SILVER SPRING, Md. - At Montgomery Blair High School, the future is bright -- as in, really intelligent.
Three students were named finalists in the 2014 Intel Science Talent Search. Only 40 students in the country earned such a distinction, and Montgomery Blair leads the way with the most finalists.
"I don't think that's a coincidence," says Shaun Datta, a finalist whose work looked at limiting cases of quantum chromodynamics.
"We have this great program that draws in the most enthusiastic, passionate students from around the county," he says.
"We also have a very highly capable staff, and that combination really brings together this great academic environment that I think produces good research every year," Datta says.
Datta, Neil Davey and Jessica Shi are part of Montgomery Blair's Science, Mathematics and Computer Science Magnet Program.
The Society for Science & the Public selected the 40 finalists from a group of 300. Four of the finalists attend schools in Maryland.
Davey's work centered on early cancer diagnosis.
"What I did in the project is take the blood and encapsulate it into microfluidic drops, and through an amplification based reaction, you can detect which cells are cancer cells - called circulating tumor cells - and isolate them from the rest of the cells in your body," he says.
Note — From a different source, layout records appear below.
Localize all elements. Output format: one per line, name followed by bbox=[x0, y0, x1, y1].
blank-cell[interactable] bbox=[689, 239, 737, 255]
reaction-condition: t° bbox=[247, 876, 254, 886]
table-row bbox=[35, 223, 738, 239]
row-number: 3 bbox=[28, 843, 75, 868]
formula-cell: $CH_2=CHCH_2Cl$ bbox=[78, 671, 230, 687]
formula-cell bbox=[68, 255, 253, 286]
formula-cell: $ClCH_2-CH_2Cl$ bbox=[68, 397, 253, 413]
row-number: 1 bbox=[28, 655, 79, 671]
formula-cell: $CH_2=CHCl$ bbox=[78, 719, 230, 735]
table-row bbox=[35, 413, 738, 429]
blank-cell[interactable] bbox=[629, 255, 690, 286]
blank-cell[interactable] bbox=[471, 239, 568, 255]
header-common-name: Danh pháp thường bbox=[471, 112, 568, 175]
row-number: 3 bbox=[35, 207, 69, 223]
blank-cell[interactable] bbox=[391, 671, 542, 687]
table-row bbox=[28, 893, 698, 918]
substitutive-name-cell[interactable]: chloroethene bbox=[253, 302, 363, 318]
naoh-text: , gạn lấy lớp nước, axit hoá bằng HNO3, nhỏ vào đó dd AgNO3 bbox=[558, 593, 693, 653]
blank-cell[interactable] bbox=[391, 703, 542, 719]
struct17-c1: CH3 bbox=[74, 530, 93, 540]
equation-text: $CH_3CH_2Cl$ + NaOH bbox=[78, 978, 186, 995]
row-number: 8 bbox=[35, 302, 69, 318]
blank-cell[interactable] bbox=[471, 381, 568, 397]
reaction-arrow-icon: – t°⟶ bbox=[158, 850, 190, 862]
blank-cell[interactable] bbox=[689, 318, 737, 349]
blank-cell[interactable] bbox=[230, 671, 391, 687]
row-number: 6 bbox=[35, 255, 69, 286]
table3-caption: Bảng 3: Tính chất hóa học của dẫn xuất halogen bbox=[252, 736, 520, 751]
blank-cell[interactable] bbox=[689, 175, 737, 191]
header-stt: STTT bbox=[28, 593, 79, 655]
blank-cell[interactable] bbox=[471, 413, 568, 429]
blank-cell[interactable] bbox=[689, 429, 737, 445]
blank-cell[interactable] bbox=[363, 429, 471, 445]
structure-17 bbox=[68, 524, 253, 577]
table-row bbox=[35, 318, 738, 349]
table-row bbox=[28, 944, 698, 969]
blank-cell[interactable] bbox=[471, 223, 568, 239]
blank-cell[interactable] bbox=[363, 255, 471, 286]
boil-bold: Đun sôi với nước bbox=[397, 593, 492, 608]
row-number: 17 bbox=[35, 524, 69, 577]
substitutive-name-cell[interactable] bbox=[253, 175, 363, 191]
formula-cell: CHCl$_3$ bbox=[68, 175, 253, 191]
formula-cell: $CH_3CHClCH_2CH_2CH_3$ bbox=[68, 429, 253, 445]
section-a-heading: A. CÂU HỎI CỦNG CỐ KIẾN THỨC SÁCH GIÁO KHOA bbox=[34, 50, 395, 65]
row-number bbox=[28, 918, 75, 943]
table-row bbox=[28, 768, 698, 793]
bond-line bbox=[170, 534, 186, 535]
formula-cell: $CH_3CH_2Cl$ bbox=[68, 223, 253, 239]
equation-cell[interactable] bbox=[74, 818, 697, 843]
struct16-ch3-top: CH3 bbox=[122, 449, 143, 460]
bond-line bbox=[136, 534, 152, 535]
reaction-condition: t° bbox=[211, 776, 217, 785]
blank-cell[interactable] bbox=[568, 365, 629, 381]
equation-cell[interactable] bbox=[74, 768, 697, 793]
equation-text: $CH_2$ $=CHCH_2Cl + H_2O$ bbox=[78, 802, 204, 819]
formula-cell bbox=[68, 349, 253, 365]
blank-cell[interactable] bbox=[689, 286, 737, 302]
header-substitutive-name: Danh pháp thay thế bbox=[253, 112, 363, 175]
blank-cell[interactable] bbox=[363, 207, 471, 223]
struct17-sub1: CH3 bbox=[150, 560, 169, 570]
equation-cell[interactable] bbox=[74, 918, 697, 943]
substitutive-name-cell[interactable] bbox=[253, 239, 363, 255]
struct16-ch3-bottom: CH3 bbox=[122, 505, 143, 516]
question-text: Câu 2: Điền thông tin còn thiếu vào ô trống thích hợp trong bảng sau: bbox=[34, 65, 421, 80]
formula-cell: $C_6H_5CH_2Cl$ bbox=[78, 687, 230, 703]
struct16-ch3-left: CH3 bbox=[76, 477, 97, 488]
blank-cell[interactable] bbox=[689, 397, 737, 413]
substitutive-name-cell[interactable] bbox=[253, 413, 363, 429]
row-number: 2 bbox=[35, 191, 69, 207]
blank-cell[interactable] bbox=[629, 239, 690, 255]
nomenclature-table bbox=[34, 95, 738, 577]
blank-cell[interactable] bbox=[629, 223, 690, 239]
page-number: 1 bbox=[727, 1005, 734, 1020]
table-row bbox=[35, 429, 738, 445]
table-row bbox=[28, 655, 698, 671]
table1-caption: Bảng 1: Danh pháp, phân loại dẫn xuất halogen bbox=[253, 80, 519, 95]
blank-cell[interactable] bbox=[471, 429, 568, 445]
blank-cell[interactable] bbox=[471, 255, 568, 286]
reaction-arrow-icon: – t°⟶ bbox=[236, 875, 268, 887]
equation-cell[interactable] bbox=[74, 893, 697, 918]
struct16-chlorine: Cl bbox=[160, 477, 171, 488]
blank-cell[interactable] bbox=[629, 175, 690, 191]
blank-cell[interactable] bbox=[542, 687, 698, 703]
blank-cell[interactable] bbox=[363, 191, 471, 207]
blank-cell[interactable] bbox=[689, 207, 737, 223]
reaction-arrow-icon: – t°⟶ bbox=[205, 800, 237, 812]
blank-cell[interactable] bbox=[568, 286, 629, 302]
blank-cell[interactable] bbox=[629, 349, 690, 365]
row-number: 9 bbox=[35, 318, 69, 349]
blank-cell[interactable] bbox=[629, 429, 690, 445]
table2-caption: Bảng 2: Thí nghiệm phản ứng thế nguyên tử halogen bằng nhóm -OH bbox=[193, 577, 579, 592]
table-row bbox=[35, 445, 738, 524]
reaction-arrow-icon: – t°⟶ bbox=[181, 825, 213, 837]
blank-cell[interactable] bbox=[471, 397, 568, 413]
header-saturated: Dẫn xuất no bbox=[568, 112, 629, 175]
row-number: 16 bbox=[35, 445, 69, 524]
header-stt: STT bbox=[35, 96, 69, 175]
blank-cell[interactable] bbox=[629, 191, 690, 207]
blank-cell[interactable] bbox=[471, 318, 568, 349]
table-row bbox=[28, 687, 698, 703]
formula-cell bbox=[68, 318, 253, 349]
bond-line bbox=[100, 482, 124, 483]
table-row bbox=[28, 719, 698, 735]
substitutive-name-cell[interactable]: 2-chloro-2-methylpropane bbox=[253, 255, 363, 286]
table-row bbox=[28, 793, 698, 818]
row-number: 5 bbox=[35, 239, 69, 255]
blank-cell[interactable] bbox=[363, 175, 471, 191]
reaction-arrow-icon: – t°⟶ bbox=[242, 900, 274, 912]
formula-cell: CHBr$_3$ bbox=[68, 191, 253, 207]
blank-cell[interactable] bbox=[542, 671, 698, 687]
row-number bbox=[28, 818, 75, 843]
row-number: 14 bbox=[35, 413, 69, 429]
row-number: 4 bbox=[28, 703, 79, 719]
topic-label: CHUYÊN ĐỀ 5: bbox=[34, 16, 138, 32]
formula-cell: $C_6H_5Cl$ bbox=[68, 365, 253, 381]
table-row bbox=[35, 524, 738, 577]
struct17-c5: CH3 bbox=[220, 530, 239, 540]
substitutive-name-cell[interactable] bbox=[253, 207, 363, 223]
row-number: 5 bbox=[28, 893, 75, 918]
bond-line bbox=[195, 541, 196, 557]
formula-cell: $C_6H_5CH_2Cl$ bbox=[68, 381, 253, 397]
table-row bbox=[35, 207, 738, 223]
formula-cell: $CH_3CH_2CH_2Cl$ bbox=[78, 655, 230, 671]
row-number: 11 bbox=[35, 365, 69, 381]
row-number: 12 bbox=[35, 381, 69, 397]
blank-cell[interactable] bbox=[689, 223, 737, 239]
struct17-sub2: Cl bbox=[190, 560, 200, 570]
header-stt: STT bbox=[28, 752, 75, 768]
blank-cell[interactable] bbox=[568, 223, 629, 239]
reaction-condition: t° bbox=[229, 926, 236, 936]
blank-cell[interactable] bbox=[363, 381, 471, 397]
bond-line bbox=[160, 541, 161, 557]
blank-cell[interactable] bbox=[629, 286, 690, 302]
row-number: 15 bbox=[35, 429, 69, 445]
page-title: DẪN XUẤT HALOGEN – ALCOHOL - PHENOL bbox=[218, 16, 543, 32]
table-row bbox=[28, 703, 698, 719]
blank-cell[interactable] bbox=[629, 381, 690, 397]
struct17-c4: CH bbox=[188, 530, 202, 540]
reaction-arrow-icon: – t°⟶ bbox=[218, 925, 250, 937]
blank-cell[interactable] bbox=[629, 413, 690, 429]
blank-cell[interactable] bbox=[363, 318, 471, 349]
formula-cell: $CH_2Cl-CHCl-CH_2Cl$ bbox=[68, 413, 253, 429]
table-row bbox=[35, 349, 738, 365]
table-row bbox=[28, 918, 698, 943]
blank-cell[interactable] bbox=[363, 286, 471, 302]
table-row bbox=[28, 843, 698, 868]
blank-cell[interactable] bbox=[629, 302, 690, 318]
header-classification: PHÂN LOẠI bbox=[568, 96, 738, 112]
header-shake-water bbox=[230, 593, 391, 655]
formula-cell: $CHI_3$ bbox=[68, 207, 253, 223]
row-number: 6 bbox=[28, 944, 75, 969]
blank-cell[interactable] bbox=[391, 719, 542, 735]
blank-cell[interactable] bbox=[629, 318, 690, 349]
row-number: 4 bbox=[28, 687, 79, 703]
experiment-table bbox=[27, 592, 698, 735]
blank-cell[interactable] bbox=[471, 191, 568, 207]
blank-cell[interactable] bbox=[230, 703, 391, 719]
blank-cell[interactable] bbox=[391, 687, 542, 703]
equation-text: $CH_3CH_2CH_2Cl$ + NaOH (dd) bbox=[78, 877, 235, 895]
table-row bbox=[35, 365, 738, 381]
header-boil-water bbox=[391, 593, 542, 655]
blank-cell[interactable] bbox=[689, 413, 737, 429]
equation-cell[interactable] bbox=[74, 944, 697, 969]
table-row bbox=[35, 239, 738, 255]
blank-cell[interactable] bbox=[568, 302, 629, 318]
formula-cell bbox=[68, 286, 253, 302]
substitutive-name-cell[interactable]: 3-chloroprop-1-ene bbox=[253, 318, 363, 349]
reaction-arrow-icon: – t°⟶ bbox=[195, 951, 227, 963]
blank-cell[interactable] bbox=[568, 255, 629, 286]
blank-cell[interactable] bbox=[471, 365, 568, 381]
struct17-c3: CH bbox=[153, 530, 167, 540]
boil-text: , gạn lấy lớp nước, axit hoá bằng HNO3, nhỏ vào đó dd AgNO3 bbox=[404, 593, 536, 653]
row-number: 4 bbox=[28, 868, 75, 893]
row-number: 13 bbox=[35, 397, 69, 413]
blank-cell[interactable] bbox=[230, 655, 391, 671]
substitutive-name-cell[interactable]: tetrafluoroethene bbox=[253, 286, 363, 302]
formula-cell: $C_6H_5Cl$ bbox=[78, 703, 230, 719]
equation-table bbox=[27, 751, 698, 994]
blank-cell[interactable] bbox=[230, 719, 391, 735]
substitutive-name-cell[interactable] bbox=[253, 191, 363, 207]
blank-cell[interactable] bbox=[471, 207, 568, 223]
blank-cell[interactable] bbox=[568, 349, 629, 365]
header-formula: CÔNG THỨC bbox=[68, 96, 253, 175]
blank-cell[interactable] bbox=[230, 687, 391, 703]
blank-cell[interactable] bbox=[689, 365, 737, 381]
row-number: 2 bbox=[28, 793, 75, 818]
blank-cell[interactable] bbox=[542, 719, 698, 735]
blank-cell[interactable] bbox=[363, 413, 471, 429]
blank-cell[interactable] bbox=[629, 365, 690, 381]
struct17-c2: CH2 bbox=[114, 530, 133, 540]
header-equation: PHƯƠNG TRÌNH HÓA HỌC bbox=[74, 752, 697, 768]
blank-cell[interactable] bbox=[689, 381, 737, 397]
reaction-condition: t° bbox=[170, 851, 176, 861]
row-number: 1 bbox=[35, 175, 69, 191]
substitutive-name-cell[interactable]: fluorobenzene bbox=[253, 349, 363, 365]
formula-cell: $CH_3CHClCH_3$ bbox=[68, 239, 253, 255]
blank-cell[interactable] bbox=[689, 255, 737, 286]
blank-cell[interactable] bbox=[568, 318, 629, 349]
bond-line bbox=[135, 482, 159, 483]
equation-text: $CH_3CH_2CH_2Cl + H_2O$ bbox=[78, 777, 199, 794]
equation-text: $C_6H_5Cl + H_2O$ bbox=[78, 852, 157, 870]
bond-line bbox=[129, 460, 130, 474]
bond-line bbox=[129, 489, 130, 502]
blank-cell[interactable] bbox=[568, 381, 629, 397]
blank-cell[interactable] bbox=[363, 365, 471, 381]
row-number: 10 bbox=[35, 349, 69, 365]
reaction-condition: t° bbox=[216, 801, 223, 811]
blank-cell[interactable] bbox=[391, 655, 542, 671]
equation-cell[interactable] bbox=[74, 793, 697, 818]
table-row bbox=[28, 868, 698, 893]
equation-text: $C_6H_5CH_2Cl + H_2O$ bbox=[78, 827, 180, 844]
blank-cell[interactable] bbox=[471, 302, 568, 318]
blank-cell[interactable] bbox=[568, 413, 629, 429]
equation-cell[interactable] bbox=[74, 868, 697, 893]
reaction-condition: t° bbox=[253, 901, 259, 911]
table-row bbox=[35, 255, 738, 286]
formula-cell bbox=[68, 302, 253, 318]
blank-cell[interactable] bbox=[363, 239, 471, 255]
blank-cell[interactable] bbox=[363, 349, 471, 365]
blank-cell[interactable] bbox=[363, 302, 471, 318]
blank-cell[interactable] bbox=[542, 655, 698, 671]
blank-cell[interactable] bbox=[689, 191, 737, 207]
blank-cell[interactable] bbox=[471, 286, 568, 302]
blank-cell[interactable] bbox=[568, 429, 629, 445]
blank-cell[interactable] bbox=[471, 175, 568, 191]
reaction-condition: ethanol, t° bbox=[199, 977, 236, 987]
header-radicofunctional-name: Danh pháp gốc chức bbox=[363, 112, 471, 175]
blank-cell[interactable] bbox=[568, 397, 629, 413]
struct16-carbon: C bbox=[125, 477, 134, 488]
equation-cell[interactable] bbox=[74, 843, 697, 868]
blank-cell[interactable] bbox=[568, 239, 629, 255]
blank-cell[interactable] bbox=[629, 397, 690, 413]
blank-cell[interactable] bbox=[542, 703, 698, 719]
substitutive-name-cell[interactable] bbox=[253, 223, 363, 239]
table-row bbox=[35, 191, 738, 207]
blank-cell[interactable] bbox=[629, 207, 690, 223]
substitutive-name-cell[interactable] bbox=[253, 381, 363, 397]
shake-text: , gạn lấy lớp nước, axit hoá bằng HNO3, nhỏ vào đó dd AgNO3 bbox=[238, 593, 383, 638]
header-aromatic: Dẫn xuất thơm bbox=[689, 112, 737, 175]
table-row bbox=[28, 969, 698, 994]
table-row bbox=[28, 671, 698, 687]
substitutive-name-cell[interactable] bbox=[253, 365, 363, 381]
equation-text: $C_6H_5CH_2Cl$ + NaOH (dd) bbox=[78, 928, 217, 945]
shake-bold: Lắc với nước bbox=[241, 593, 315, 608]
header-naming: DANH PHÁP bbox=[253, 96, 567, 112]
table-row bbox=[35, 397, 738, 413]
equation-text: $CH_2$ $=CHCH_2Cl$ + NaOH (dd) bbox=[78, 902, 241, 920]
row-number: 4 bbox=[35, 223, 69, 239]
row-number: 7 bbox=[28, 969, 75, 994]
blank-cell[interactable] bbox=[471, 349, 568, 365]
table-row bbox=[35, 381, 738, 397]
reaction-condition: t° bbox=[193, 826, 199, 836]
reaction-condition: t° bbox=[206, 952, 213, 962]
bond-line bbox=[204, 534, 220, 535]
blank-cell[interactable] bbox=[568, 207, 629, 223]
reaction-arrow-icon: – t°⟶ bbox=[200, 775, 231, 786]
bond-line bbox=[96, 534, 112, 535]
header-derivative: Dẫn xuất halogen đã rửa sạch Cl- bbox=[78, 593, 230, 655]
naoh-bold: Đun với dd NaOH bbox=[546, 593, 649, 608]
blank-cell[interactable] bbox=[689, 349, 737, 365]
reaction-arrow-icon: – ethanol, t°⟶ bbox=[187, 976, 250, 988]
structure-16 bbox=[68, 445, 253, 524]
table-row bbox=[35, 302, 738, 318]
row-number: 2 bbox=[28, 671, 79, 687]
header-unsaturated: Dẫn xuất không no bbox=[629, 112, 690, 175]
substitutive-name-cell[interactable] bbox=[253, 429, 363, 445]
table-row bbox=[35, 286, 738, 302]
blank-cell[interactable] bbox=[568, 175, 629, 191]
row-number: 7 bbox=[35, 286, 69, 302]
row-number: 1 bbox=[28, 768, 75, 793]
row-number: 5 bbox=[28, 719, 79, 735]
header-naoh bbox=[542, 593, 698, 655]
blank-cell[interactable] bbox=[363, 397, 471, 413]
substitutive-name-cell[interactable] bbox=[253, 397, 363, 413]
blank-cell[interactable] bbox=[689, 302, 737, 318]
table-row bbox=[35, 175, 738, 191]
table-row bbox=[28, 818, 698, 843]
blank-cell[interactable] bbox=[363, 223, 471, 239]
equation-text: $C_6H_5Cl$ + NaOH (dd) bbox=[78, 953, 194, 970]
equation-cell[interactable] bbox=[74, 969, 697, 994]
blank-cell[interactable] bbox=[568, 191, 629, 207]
Shi focused her work on the speeds of families of intersection graphs.
It sounds dizzying, but she explains.
"It has applications in terms of DNA mapping and some in terms of sensor networks and mobile networks," Shi says.
"It makes certain classes of graphs easier to understand if we understand the structure of these intersection graphs."
The finalists converge on Washington March 6 to March 12. The grand prize is $100,000.